Per molti osservatori un’imposta di questo genere è un’utopia... «Anche l’imposta progressiva sul reddito all’inizio del secolo era un’utopia, eppure oggi è una realtà. Le cose si possono fare, basta averne la volontà politica. L’integrazione delle politiche economiche non è un’utopia ma la sola soluzione realistica per uscire dallo stallo in cui siamo. In Europa aspettiamo sempre l’ultimo minuto per reagire. Solo che questa volta stiamo scherzando col fuoco.»
Le disuguaglianze sempre più accentuate possono far esplodere la società e le istituzioni democratiche? «Il rischio c’è, io però non sono un apocalittico. Le opinioni pubbliche europee tengono molto al nostro modello sociale, quindi possono far pressione sui dirigenti politici e spingerli a prendere le giuste decisioni. I trattati europei possono benissimo essere cambiati, come è già stato fatto in passato. A questo proposito, pensavo che Renzi avrebbe dato un nuovo impulso all’Europa, ma per adesso non si è visto molto.»
Tutto ciò significa che la politica deve riprendere il sopravvento sull’economia? «Sicuramente, perché i mercati non si autoregolano da soli. Dopo il crollo del muro di Berlino in molti si sono illusi che la libera concorrenza avrebbe risolto tutti i problemi. È stato un errore. Io credo al mercato e agli effetti benefici della mondializzazione, ma sono anche convinto della necessità di istituzioni pubbliche forti in grado di riprendere il controllo sulle forze dell’economia, le quali devono essere messe al servizio della collettività e dell’interesse comune.»
L’economia ha quindi bisogno di etica? «L’economia non può esistere senza etica, senza regole, senza istituzioni. Il mercato non è una realtà astratta che funziona armoniosamente in modo spontaneo. L’economia di mercato è sempre una costruzione sociale, politica e giuridica frutto di compromessi, di interessi e di visioni sociali differenti. È un’illusione pensare di avere un’economia di mercato senza politica e senza etica.»
Come vede il futuro? Pensa che la crisi potrà essere superata? «Voglio essere ottimista, perché ci sono alcuni motivi per esserlo. Per esempio, se è vero che in Europa il debito pubblico è molto alto e gli Stati hanno sempre meno risorse, è vero però che collettivamente non siamo mai stati così ricchi.
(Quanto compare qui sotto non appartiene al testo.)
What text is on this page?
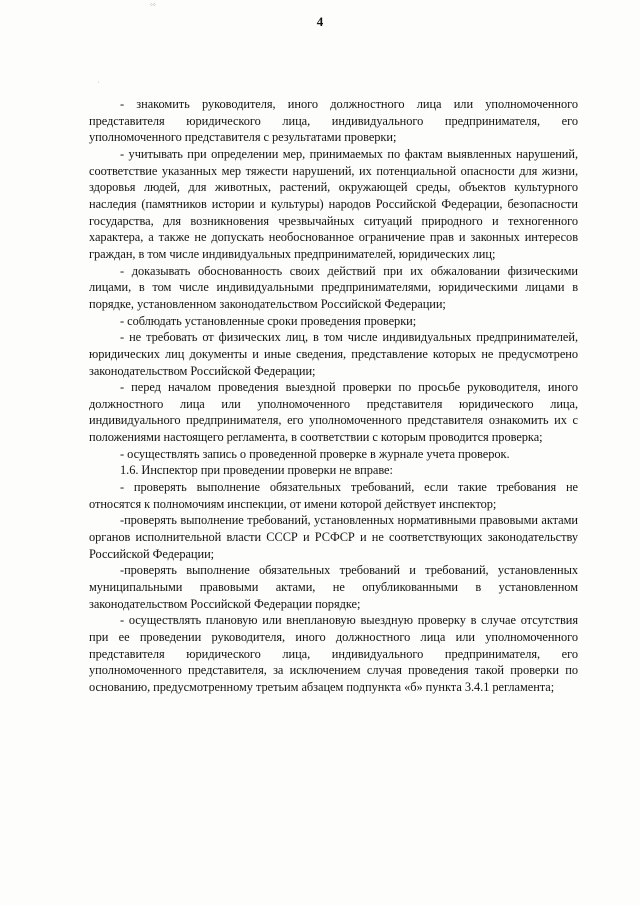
◦◦
4
˙

- знакомить руководителя, иного должностного лица или уполномоченного представителя юридического лица, индивидуального предпринимателя, его уполномоченного представителя с результатами проверки;

- учитывать при определении мер, принимаемых по фактам выявленных нарушений, соответствие указанных мер тяжести нарушений, их потенциальной опасности для жизни, здоровья людей, для животных, растений, окружающей среды, объектов культурного наследия (памятников истории и культуры) народов Российской Федерации, безопасности государства, для возникновения чрезвычайных ситуаций природного и техногенного характера, а также не допускать необоснованное ограничение прав и законных интересов граждан, в том числе индивидуальных предпринимателей, юридических лиц;

- доказывать обоснованность своих действий при их обжаловании физическими лицами, в том числе индивидуальными предпринимателями, юридическими лицами в порядке, установленном законодательством Российской Федерации;

- соблюдать установленные сроки проведения проверки;

- не требовать от физических лиц, в том числе индивидуальных предпринимателей, юридических лиц документы и иные сведения, представление которых не предусмотрено законодательством Российской Федерации;

- перед началом проведения выездной проверки по просьбе руководителя, иного должностного лица или уполномоченного представителя юридического лица, индивидуального предпринимателя, его уполномоченного представителя ознакомить их с положениями настоящего регламента, в соответствии с которым проводится проверка;

- осуществлять запись о проведенной проверке в журнале учета проверок.

1.6. Инспектор при проведении проверки не вправе:

- проверять выполнение обязательных требований, если такие требования не относятся к полномочиям инспекции, от имени которой действует инспектор;

-проверять выполнение требований, установленных нормативными правовыми актами органов исполнительной власти СССР и РСФСР и не соответствующих законодательству Российской Федерации;

-проверять выполнение обязательных требований и требований, установленных муниципальными правовыми актами, не опубликованными в установленном законодательством Российской Федерации порядке;

- осуществлять плановую или внеплановую выездную проверку в случае отсутствия при ее проведении руководителя, иного должностного лица или уполномоченного представителя юридического лица, индивидуального предпринимателя, его уполномоченного представителя, за исключением случая проведения такой проверки по основанию, предусмотренному третьим абзацем подпункта «б» пункта 3.4.1 регламента;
In Italia l’intero patrimonio privato corrisponde a sette anni di Pil, mentre il debito pubblico non rappresenta neanche un anno e mezzo di Pil. Insomma, in termini macroeconomici, siamo molto più ricchi di quanto non si immagini. E da qui si può ripartire, dato che una parte di questa ricchezza può essere utilizzata per ridurre le disuguaglianze. È solo una questione di scelte politiche e di democrazia.»